Bookholzberg/Hude - Bereits an diesem Freitag stehen für zwei Handballteams aus dem Landkreis die nächsten schweren Aufgaben an. Während Männer-Verbandsligist HSG Grüppenbühren/Bookholzberg in eigener Halle gefordert ist, spielen die Oberliga-Frauen der HSG Hude/Falkenburg in Wilhelmshaven.
Männer-Verbandsliga: HSG Grüppenbühren/Bookholzberg - HSG Seevetal/Ashausen (Freitag, 20.15 Uhr). Nach der Niederlage im Derby beim TV Neerstedt musste sich die HSG erst einmal etwas sammeln – doch jetzt gilt der Fokus dem kommenden Gegner. Obwohl das Team von Coach Stefan Buß das Hinspiel mit 31:26 gewonnen hat, darf der Tabellenzehnte auf keinen Fall unterschätzt werden. Denn in den letzten Partien gegen die Hunte-Aue Löwen (30:30), Wilhelmshavener HV II (31:33) und Fredenbeck II (30:33) stellten die Gäste ihre Spielstärke unter Beweis.
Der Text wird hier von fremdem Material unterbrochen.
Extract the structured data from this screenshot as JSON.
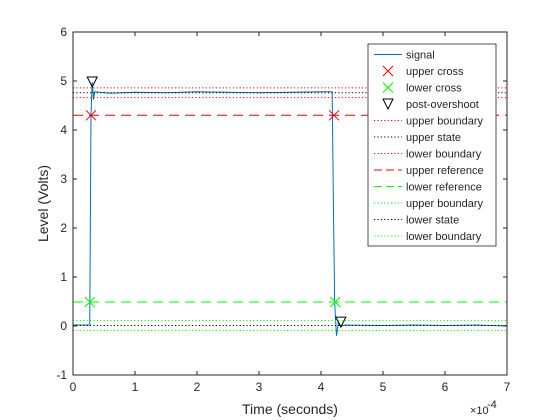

Dagegen werden sich die Hausherren wieder auf ihre Qualitäten besinnen müssen, denn nach dem Neerstedt-Spiel sind alle HSGler auf Wiedergutmachung aus. Doch dafür muss die Mannschaft ihr eigenes Spiel wiederfinden. Dabei hofft Buß, dass sein Team erneut eine starke Abwehrleistung auf das Spielfeld bringen kann, denn der Gegner verfügt mit Petersen und Haberer über einen sehr spielstarken Rückraum. Doch auch die Kreisläufer werden zu beachten sein.
Buß geht zuversichtlich an diese schwierige Aufgabe heran: „Die Spieler müssen an sich und ihre Stärken glauben, das hat gegen Neerstedt phasenweise gefehlt. Hätte mein Team auch die letzten 20 Prozent noch auf die Platte gebracht, wären wir nicht als Verlierer vom Platz gegangen.“ Bis auf Urlauber Sönke Harfst kann die HSG in Bestbesetzung antreten.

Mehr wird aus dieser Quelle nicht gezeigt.